The observations were of a baby star (protostar) named TMC-1A, which is located 450 light years away from Earth, in the constellation Taurus. Like other stars, TMC-1A formed when an enormous gas cloud collapsed under the weight of its own gravity, and as it’s still forming, it’s still surrounded by the remains of that gas cloud.
Of course, baby stars draw on this sort of blanket of gas on to grow. However, the gas doesn’t flow directly into the protostar from outside; instead, it accumulates in a spiral, forming a hot, swirling disk around that star that then feeds into it.
But researchers are uncertain about when these gas disks form, and how they later evolve with the growing star, as previous technology (radio observations) has lacked the sensitivity and resolution to allow researchers to view this phenomenon.

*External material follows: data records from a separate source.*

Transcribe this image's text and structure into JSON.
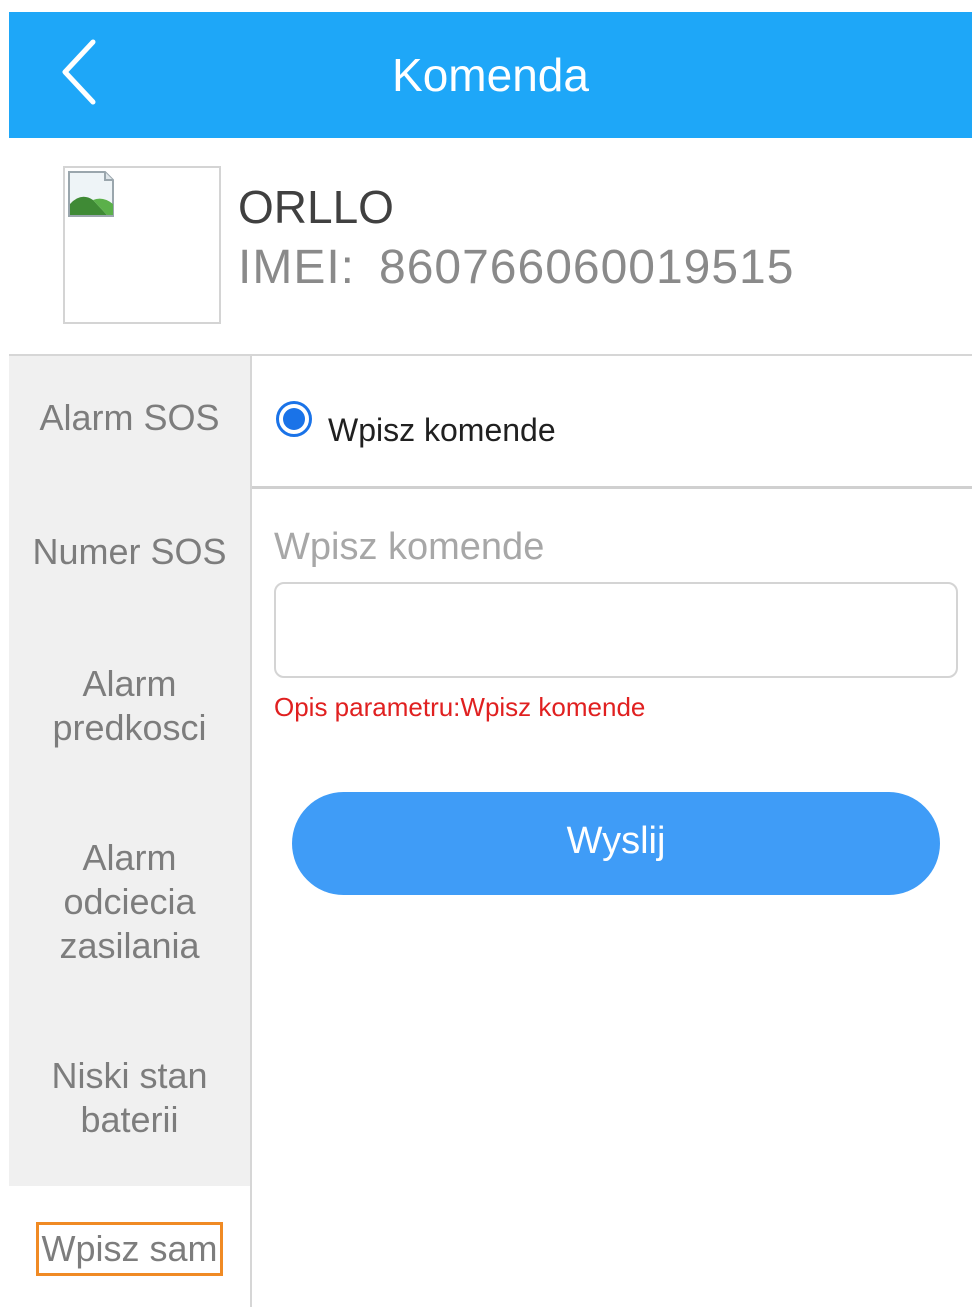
{
  "header": {
    "title": "Komenda",
    "back_icon": "chevron-left-icon"
  },
  "device": {
    "name": "ORLLO",
    "imei_label": "IMEI:",
    "imei_value": "860766060019515",
    "thumbnail_icon": "broken-image-icon"
  },
  "sidebar": {
    "items": [
      {
        "label": "Alarm SOS"
      },
      {
        "label": "Numer SOS"
      },
      {
        "label_lines": [
          "Alarm",
          "predkosci"
        ]
      },
      {
        "label_lines": [
          "Alarm",
          "odciecia",
          "zasilania"
        ]
      },
      {
        "label_lines": [
          "Niski stan",
          "baterii"
        ]
      },
      {
        "label": "Wpisz sam",
        "active": true
      }
    ]
  },
  "main": {
    "radio_option": {
      "label": "Wpisz komende",
      "checked": true
    },
    "field_label": "Wpisz komende",
    "input_value": "",
    "param_description": "Opis parametru:Wpisz komende",
    "send_button": "Wyslij"
  },
  "colors": {
    "header_bg": "#1ea7f8",
    "accent_blue": "#1a73e8",
    "button_bg": "#3f9cf7",
    "error_red": "#e02020",
    "highlight_orange": "#f08a24",
    "sidebar_bg": "#f0f0f0"
  }
}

“The disks around young stars are the places where planets will be formed,” said lead author Yusuke Aso, a graduate student at the University of Tokyo, in a Phys.org statement. “To understand the formation mechanism of a disk, we need to differentiate the disk from the outer envelope precisely and pinpoint the location of its boundary.”
Which is where the researchers stepped in. According to the paper in The Astrophysical Journal, they have successfully used the Atacama Large Millimeter/submillimeter Array (ALMA), an array of radio telescopes in Chile, to observe this boundary between the inner rotating disk (which “feeds” the star) and the outer infalling gas envelope (which provides the gaseous “nutrients” to the disk).
For TMC-1A in particular, this boundary happens to be located 90 astronomical units from the baby star’s center—three times longer than Neptune’s orbit of the Sun. The gas infall rate was measured to be a millionth of the mass of the Sun per year—at a speed of 1 kilometer per second (roughly 2,240 miles per hour). And, while gravity is causing this gas to fall inward, the gas isn’t falling as quickly as it would in normal freefall, indicating something (perhaps a magnetic field around the star) is slowing the gas down.
Moreover, the disk itself was observed to obey Keplerian rotation—as in the materials which orbit closer to the baby star revolve faster than material farther out. And, after measuring TMC-1A’s speed of rotation, they were able to calculate its mass: Currently, it’s 0.68 times the mass of the Sun.
“We expect that as the baby star grows, the boundary between the disk and the infall region moves outward,” said Aso. “We are sure that future ALMA observations will reveal such evolution.”